PORTLAND - The night of the Madrid train bombing,
Mona and Brandon Mayfield were watching the Disney Channel with
their children, when their program was interrupted by breaking news
from the deadly devastation in Spain.
"He turned to me and said - 'Those Goddamn terrorists. I'm sick
and tired of them harming civilians,"' said Mona Mayfield, 35,
remembering her husband's response.
Nearly two months later, her husband, thirty-seven-year-old
Brandon Mayfield, a Portland attorney, became the first American to
be arrested in connection with the Madrid bombing.
He is a former Army lieutenant who lives in a modest home in a
Portland suburb, a convert to Islam who attends a mosque in nearby
Beaverton and a native of Oregon who grew up in Kansas.
His family adamantly denies any connection to the train bombing.
"I think it's crazy - we haven't been outside the country for
10 years," said his wife, who met her husband on a blind date at
Fort Lewis army base near Tacoma, Wash. in 1987. "They found only
a part of one fingerprint. It could be anybody. He was in the army
and they're just trying to fit a certain profile."
Law enforcement officials in Spain said Friday that Mayfield's
fingerprints had been found on bags containing detonators of the
kind used in the March 11 attack. He is being held as a material
witness, which allows the government to hold him without filing
formal charges, to allow time for further investigation.
"He's innocent and he's another victim of the Patriot Act and
people ought to be examining awful closely. If it can happen in my
family it can happen to anybody," said his mother, AvNell
Mayfield, in Hutchison, Kan.
Mayfield's stepmother, Ruth Alexander, in Halstead, Kan., where
Mayfield grew up, recalled a compassionate child who once kept a
pet grasshopper.
Her stepson went into the Army right after he graduated from
high school, "because he felt that was the right thing to do,"
Alexander said.
He was posted at Fort Lewis Army Base in Tacoma, Wash., where he
met his wife, Egyptian-born Mona, who immigrated to Olympia, Wash.
as a child.

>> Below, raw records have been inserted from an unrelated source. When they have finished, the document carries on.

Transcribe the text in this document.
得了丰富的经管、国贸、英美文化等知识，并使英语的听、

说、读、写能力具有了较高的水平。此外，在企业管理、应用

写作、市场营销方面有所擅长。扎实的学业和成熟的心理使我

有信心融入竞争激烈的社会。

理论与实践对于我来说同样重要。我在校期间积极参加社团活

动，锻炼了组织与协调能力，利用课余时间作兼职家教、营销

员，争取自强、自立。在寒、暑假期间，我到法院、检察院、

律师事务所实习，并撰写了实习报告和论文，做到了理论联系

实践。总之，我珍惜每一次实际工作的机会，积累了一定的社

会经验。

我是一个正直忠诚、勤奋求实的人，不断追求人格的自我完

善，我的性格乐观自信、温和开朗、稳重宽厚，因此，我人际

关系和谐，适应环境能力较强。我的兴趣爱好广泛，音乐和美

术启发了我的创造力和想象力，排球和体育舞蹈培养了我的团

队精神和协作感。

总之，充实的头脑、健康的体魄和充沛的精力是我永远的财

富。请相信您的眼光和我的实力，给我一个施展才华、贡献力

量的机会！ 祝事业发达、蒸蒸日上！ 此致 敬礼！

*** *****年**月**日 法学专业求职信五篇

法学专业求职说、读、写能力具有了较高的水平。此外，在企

They married and had three children - ages 10, 12 and
15.
Their youngest was born on the Bitburg air base in western
Germany in 1992, where Brandon Mayfield was stationed in the air
defense unit. His only trip to the Middle East, said his wife, was
in 1993, when the couple and their three children took a 30-day
leave to travel to Mounsura, Egypt.
Her husband was honorably discharged in 1994, after a shoulder
injury. The couple returned and Mayfield attended Portland State
University, where his favorite topic was constitutional law.
"If the Constitution could be a religion - that would be his
religion," said his wife.
Mayfield converted to Islam after marriage, Alexander said. He
comes from a family of non-church goers, she added.
"We have a Bible in the house. He's not a fundamentalist - he
thought it was something different and very unique," said Mona
Mayfield, of her husband's conversion to Islam.
Mayfield was a regular at a Beaverton mosque near their home,
where his red hair and white skin stood out in a crowd of mostly
new immigrants from Muslim countries.
He was seen as a moderate, said mosque administrator Shahriar
Ahmed. Mayfield showed up for the Friday ritual of shedding his
shoes, washing his bare feet and sitting on the carpets to hear
services. He did not, as some devout Muslims do, pray five times a
day at the mosque, Ahmed said.
"He was on the less religious side if anything," Ahmed said.
He was reserved, but liked to talk about what he considered civil
rights violations of Muslims after the Sept. 11 attacks, Ahmed
said. "He was very much interested in civil rights, if you get
into discussion with him."
Mayfield passed the Oregon bar in 2000 and largely kept a low
profile in the Portland legal community, representing poor clients
in family law and immigration cases.
Many were referrals from the state bar association's Modest
Means Program, which refers poor clients to attorneys willing to
work at a discount, said Kateri Walsh, spokeswoman for the Oregon
Bar Association.
He worked out of a rented office west of downtown Portland.
Short, bearded and bespectacled, Mayfield was so unremarkable there
that a massage therapist working in the building there could not
recall ever seeing him.
In 2002, he volunteered to represent Muslim terrorism suspect
Jeffrey Battle in a child custody case.
Battle was among six Portland area residents who were sentenced
last year on charges of conspiring to wage war against the United
States by helping al-Qaida and the former Taliban rulers of
Afghanistan.
Mona Mayfield was preparing her husband's lunch, when two FBI
agents knocked on her door Thursday.
"I was vacuuming and I threw in a load in the washer. I heard
the knock and thought it was the mailman," said Mayfield.
She said the agents sat her down at her dining room table and
began ransacking her house. "I left everything as is. I didn't
have the strength to clean it up," she said.